On The Hour, Stroumboulopoulus interviews an extensive variety of
people, from Hollywood starlets, to authors and politicians. He says
that objectivity is obviously an important attribute to a journalist but
it is important only in the right interview.
“In some interviews, the real strength of [it] is your ability to be
passionate about the subject and try to use your passion to bring
something out of the person.”
He speaks of this difference between interviewing a Hollywood star
and a politician. “Actors don’t owe you anything, politicians owe you
everything.
When people grill Hollywood stars I sometimes laugh at them and I
think why does that person have to answer your f---ing questions,
because they don’t. The onus is on you to make it engaging, they don’t
owe you shit. But the leader of the federal party, owes you everything.”
Stroumboulopoulous mentions trying not to “layer an interview” with
his emotional values because it is not about what he believes but about
what the story is about, he says. Stroumboulopoulus is certainly a
confident presenter and this comes across in his interviews but, he
says, it is important to leave ego out of the picture.

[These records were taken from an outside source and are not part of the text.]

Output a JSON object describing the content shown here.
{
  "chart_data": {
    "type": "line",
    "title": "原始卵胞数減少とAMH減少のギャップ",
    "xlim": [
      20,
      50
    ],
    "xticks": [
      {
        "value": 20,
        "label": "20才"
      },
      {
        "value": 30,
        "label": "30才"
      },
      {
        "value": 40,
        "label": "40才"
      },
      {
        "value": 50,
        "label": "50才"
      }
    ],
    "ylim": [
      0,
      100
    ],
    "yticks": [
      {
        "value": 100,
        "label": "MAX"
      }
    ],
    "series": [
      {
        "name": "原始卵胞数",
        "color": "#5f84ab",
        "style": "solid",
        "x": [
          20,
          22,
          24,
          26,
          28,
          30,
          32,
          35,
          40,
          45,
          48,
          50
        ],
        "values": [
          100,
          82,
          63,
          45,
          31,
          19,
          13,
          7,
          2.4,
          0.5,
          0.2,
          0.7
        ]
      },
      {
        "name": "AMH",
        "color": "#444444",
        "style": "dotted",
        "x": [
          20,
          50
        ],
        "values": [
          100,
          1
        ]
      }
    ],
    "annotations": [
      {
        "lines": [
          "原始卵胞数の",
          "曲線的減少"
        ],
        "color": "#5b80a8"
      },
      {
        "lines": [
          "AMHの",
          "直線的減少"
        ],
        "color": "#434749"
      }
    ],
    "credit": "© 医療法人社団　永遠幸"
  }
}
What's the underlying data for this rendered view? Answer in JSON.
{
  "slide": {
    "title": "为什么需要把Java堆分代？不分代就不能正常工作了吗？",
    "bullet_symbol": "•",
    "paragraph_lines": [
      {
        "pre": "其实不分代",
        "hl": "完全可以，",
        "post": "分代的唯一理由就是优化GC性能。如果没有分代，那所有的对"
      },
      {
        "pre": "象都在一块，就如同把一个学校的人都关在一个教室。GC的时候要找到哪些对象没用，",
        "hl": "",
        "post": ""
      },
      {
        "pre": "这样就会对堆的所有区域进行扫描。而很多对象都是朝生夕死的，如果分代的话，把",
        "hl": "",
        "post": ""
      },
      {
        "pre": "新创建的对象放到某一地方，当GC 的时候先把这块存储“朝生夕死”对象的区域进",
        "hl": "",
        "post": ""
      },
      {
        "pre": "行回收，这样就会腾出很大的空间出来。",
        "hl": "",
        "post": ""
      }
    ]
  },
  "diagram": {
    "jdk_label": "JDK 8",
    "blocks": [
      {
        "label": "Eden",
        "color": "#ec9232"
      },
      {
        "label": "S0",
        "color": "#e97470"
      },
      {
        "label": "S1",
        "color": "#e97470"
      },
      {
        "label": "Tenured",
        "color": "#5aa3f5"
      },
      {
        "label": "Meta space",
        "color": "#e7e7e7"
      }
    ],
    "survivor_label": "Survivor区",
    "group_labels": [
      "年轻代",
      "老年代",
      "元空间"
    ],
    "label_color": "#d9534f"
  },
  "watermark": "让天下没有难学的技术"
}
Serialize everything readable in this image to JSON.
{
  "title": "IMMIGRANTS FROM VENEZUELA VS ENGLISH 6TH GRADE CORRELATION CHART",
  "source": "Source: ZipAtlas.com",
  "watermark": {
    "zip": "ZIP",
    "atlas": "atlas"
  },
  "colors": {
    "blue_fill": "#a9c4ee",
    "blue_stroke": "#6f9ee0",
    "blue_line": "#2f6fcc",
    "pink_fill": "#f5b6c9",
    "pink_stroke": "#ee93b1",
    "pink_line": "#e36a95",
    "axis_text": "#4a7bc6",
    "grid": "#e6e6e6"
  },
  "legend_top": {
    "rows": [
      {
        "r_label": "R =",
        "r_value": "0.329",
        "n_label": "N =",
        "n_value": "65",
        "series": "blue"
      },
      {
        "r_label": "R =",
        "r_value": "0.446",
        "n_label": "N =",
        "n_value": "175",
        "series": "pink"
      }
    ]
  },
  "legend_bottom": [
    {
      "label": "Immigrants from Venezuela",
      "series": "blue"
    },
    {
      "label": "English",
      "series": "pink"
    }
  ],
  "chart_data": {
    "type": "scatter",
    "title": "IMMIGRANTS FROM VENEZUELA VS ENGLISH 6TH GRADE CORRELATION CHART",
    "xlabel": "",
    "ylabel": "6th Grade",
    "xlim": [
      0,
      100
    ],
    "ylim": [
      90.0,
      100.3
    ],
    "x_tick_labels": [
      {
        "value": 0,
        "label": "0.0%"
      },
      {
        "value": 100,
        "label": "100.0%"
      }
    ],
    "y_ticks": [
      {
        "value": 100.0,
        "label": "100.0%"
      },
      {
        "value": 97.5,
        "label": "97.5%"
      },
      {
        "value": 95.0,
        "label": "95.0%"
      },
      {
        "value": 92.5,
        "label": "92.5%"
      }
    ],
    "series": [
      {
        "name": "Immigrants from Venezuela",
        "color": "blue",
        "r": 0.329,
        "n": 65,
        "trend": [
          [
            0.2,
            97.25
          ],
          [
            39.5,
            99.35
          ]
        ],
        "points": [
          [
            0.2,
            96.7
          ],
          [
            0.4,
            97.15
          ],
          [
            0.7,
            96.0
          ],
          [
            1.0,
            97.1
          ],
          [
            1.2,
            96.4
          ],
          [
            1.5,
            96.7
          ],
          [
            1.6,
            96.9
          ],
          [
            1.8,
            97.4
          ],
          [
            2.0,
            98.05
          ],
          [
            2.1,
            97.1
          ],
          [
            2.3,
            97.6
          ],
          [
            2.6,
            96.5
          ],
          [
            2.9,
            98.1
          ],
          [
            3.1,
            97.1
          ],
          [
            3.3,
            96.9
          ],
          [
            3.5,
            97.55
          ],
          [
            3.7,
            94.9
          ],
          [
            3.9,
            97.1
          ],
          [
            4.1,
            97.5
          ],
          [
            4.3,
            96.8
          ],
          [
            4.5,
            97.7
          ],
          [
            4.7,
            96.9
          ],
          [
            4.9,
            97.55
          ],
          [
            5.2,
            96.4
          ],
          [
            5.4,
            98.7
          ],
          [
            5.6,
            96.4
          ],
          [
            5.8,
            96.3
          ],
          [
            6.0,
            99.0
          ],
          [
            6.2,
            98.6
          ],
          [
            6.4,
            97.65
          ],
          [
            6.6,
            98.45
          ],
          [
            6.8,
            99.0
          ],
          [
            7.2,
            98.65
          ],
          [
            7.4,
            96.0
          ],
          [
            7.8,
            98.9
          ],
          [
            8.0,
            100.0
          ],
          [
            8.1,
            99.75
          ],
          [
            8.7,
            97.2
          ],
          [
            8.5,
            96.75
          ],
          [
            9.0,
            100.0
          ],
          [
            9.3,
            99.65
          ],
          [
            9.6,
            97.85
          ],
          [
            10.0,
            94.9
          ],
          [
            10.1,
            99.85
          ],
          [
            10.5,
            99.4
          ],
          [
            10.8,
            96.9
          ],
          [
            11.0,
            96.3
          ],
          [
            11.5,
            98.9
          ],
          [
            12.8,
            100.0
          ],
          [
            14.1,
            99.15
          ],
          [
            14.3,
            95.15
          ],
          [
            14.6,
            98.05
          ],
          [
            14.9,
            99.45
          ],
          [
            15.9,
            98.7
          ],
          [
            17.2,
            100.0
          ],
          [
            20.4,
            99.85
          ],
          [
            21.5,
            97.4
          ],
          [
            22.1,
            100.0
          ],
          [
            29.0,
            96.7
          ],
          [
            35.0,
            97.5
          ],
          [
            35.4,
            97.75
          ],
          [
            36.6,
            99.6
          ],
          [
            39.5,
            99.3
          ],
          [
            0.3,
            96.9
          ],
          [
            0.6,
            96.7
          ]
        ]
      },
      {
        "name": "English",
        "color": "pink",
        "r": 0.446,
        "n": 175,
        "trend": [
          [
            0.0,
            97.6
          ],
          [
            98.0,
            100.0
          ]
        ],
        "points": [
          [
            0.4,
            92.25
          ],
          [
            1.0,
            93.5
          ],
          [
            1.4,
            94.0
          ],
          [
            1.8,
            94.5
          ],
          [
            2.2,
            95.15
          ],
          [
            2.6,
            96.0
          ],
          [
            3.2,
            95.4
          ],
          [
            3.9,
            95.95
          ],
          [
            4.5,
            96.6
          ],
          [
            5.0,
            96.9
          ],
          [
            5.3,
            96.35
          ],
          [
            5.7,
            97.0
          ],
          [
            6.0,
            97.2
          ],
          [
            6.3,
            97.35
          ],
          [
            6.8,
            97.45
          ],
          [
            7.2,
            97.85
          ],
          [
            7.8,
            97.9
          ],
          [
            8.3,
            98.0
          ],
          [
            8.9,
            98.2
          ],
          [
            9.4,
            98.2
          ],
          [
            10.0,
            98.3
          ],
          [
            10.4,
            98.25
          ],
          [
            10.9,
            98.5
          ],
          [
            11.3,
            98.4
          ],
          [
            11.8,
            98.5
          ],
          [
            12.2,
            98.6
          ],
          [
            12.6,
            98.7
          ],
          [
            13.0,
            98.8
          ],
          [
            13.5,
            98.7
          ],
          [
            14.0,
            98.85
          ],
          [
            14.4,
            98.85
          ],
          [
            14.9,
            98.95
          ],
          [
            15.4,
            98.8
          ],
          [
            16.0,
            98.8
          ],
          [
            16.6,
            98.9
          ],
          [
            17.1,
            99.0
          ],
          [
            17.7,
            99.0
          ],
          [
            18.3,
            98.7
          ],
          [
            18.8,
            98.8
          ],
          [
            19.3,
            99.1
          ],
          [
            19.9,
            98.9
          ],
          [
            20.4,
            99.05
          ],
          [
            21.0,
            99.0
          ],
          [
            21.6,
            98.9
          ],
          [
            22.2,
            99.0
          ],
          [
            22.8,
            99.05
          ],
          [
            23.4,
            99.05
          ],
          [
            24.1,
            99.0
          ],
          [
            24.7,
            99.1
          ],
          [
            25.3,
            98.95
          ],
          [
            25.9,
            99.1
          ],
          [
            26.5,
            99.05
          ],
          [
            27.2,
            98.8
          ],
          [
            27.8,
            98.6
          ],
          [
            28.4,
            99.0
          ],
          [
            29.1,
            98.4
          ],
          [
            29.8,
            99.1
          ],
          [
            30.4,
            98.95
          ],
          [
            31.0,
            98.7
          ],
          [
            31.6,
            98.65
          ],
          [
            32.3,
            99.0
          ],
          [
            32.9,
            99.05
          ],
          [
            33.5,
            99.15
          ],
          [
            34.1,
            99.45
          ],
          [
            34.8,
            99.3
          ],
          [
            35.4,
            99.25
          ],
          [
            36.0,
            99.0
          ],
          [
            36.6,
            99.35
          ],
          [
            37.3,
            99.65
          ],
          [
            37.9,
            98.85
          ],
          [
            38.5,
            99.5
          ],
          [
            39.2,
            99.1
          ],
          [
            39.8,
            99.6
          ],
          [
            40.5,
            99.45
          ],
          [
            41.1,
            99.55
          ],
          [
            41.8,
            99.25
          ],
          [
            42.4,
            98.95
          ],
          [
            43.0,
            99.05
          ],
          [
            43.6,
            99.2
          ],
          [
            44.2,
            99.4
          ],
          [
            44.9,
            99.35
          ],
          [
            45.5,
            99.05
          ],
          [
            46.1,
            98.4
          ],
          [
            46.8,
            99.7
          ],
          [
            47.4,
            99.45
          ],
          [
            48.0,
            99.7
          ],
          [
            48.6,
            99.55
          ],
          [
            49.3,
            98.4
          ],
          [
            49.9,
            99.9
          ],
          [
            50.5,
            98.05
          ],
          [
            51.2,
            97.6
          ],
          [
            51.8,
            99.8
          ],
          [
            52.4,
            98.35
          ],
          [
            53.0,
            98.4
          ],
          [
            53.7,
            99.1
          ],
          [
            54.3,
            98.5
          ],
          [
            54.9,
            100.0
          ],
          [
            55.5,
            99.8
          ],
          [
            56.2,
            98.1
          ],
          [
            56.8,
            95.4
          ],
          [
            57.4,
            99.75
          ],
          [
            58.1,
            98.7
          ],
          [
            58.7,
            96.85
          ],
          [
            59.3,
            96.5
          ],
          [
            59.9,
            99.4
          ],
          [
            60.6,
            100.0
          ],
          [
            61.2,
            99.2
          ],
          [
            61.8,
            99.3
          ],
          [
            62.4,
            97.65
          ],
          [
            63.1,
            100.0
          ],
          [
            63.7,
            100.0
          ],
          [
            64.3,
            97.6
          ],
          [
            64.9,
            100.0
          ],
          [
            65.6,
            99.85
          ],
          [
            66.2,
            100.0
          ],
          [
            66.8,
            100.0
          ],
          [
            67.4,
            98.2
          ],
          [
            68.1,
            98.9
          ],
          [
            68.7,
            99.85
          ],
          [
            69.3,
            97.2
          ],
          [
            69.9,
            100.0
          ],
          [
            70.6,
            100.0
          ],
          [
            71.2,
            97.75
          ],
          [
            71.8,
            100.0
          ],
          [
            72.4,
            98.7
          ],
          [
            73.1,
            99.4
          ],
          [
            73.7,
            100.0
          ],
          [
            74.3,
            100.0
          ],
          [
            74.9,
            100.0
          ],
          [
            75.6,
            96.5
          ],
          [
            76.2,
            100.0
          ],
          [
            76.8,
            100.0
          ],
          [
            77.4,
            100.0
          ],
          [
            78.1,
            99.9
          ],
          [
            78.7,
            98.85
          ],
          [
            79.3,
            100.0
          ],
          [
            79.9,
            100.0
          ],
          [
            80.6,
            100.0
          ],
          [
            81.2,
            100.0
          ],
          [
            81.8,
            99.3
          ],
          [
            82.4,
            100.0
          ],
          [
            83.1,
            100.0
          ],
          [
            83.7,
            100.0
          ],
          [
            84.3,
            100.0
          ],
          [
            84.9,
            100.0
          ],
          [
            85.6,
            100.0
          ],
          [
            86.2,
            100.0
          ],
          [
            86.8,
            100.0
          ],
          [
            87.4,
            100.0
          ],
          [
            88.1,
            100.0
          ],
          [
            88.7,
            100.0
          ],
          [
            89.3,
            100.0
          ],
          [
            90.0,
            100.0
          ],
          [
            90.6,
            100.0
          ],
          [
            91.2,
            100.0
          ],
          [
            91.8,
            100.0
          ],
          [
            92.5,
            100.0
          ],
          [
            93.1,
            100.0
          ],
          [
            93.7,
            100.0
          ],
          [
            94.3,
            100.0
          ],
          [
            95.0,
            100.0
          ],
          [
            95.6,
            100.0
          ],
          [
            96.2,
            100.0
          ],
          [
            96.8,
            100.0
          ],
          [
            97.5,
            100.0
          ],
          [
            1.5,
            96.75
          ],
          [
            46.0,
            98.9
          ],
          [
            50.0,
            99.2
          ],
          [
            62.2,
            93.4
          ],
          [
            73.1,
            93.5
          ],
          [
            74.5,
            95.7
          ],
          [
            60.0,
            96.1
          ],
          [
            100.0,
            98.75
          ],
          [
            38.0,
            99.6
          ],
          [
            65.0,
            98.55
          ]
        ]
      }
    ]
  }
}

He says a little bit of swagger is OK when speaking to the camera but
“If you didn’t write the record then don’t act like it. A lot of times
in interviews people carry themselves with a cockiness that you just
don’t need. You didn’t make Pulp Fiction so don’t act like it, you
didn’t write OK Computer so don’t act like it. They did. Respect the
art.”
When Stroumboulopoulus was approached to host the CBC special Love,
Hate and Propaganda, profiling the methods of propaganda used in order
to incite the events of the Second World War, he did not think he would
be able to fit it into his busy schedule. However, after some creative
shuffling it worked out that he could do the series.
“I just like things, I like knowing things. What people do isn’t as
interesting to me as why they do it and Love, Hate and Propaganda shows
why people did what they did.”
He says that understanding Canada’s history is important to
understanding what goes on in modern politics. His passion for the
political structure in Canada started at a very young age.
His mother is Greek and Stroumboulopoulus was the first member of his
family born in Canada and, he says, being a child of an immigrant, your
family often comes from a place where politics are important. “So
politics wasn’t a separate thing, it just was. My uncle was really into
it and we used to talk about politics all the time,” contributing to his
development being a politically informed Canadian.
Of course, punk rock had something to do with it as well.
“I got into punk rock really early, I liked heavy metal and all that
but my favourite stuff was the angry stuff. My favourite part of the
angry stuff was that they were angry for a reason. Not because so-and-so
broke your heart, which f---ing bores me. When Joe Strummer joined the
Clash, Mick Jones had written a song called I’m So Bored With You and
Joe Strummer said ‘No, let’s change the song to I’m So Bored With The
USA.’ That’s the difference.” He says songs about the individual are
fine but it all goes back to the “collective experience” and that is
“way f---ing better to me”.
On his own involvement in the Canadian political system,
Stroumboulopoulus had this to say: “I couldn’t join a party. I’m not
represented by one party. I like to think that I’m too complex to
represented by one party. Also the political system in this country is
so bullshit right now. It’s so f---ing uninteresting to me. I mean I’m
interested in the bigger story and that’s why I cover it; I do believe
this country can be better. So I do my part, I go on the air regularly
and say, ‘we deserve better’ hopefully there will be a whole generation
of people that react.”
When asked if he would ever run politically in Canada,
Stroumboulopoulus answered with an immediate no, saying he prefers to
report on the situation than to be involved in it.
“And I swear too much.”
With The Hour heading into its sixth season, Stroumboulopoulus heads
back to Toronto to jump headfirst into more interviews and more
inspiring controversy.
“The North American apathy is kind of funny, but it’s not surprising.
This is a country where there’s very little to complain about,
certainly if you’re middle class and you’re white.”